In the major grain-growing states of Western Australia and South Australia, confidence was hindered by the subdued sentiment in the grains sector – primarily in relation to price, but also the season.
“It has been a pretty dry start to the growing season in the Western Australian wheatbelt, while South Australia has had a pretty good start, except for the Eyre Peninsula where it remains very dry,” he said.
Sectors
Across the surveyed commodity sectors, farmers were ‘on the whole’ more positive than negative about their prospects for 2017 – with a greater number of farmers expecting conditions in the agricultural economy to improve rather than deteriorate.

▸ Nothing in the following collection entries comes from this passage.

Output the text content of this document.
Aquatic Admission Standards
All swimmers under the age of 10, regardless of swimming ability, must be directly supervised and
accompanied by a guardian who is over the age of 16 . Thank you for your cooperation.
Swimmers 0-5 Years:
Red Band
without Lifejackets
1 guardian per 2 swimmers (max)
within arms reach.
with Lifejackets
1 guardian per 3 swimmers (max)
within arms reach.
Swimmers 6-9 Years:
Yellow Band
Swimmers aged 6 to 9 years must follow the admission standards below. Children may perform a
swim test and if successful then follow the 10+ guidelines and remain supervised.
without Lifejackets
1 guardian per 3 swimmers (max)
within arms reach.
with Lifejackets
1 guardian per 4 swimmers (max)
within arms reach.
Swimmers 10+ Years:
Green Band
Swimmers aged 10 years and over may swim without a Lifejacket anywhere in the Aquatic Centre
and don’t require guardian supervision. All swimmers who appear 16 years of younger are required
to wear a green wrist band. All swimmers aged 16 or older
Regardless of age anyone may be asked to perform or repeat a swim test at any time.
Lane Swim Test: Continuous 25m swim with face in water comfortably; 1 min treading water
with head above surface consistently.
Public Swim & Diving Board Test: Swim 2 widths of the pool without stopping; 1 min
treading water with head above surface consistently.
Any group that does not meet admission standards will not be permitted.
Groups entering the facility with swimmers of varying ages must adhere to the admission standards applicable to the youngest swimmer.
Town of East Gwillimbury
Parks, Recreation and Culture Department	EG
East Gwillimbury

Sugar was the exception however, with confidence edging into negative territory.
Mr Charteris said although the sentiment for each commodity sector had primarily been driven by commodity prices this quarter, seasonal conditions were also at play.
“In the sugar sector, confidence has taken a hit with the fall in the sugar price to around 460AUD/tonne, while those in Proserpine and Mackay are waiting to see how cyclone Debbie has impacted their yield,” he said.
In contrast, confidence in the dairy sector rose to its highest level in three years, to record the strongest net confidence reading across the sectors.
“Good pricing signals for the upcoming season is helping to restore confidence in the sector, and the expectation of a return to profitability for dairy farmers in the southern export region is also being underpinned by good on-farm supplies of home-grown feed and fodder,” Mr Charteris said.
Meanwhile beef and sheep producers remained bullish about their prospects, with both sectors reporting strong sentiment since early 2015.
“Not only are prices good, but low fodder prices are allowing graziers to hold onto livestock for longer than usual, which could see meat prices sustained at high levels throughout winter,” he said.
Mr Charteris said the prospect of profitable cotton prices for the upcoming 2017/18 season drove the upswing in confidence in the cotton sector, while sentiment levels in grains remained relatively unchanged, as low wheat and barley prices continued to overhang the sector.
“While we are forecasting the area planted to winter crop to remain in line with last year at just over 22 million hectares, production will all hinge on how the season pans out,” he said. “And there is downside risk, with the Australian Bureau of Meteorology rating the chances of an El Niño event occurring in 2017 at about 50 per cent – which in past events, has been associated with below-average rainfall across New South Wales, Queensland and Victoria.”